The objective of the guidelines is not to restrict the innovations or recommend any disease-specific diagnostic feature or a therapeutic approach but to result in an effective yet safe development, adoption, and deployment of AI=based tools in the fields of the healthcare sector and biomedical research.

The guidelines will be utilized by the experts and the ethical committees to review research proposals involving the usage of AI-based tools and technologies.

AI Can Boost India’s Healthcare Industry:

India has only 64 doctors per 100,000 people, compared to a global average of around 150 per 100,000. Primary health care centers and sub-centers in rural areas are frequently understaffed and lack the critical infrastructure to meet the needs of patients. This frequently results in a lack of high-quality diagnostic services, particularly in rural India, which is home to more than 70% of the population.

Predictive analytics powered by Artificial Intelligence (AI) for early detection can be a powerful tool for targeted public health interventions, particularly in areas with limited healthcare capacity and delayed disease detection capabilities outside of urban areas. AI-enabled tools provide opportunities to bridge these inequities and achieve AI maturity in India’s $372 billion healthcare market.
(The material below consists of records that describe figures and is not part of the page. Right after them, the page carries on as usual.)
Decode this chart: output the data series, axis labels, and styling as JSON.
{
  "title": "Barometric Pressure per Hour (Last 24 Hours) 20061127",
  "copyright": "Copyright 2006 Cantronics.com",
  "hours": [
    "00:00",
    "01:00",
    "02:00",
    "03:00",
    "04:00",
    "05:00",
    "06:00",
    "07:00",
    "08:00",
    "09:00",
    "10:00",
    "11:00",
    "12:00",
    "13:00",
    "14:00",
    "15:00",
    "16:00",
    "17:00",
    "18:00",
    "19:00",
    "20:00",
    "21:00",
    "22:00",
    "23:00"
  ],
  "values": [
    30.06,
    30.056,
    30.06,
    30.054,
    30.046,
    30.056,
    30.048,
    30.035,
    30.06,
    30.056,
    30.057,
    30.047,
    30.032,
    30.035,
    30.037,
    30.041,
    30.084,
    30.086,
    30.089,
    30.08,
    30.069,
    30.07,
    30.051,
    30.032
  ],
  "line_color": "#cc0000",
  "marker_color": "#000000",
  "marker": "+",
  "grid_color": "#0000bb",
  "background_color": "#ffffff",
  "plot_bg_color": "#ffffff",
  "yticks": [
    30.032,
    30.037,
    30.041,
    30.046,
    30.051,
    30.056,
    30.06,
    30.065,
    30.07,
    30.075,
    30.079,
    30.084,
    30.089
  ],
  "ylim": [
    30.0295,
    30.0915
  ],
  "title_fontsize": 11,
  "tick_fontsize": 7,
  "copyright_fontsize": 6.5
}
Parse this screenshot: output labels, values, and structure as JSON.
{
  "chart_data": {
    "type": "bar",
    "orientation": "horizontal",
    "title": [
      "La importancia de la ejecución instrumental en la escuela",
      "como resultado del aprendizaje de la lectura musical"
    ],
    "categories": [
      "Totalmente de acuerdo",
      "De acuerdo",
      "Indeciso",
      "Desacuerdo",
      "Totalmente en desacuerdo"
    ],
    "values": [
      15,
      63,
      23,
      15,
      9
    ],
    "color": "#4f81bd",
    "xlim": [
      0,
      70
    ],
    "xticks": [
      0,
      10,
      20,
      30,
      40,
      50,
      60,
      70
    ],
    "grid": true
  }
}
The Indian government-linked think tank NITI Aayog has been testing the application of AI in patient healthcare for early diagnosis of diabetes-related complications and is currently verifying the use of AI as a screening tool in eye care by comparing its diagnostic performance with that of retina specialists. Integrating AI capabilities with portable screening devices, such as 3Nethra, can increase the capacity for eye screenings and early detection while also offering access in remote locations across the country.

Oncology could benefit from similar applications. The Comprehensive Archive of Imaging was recently launched by Tata Medical Center and the Indian Institute of Technology as India’s first de-identified cancer image bank. AI-powered tools can use high-quality de-identified images to train machine learning models to detect biomarkers and improve cancer research outcomes.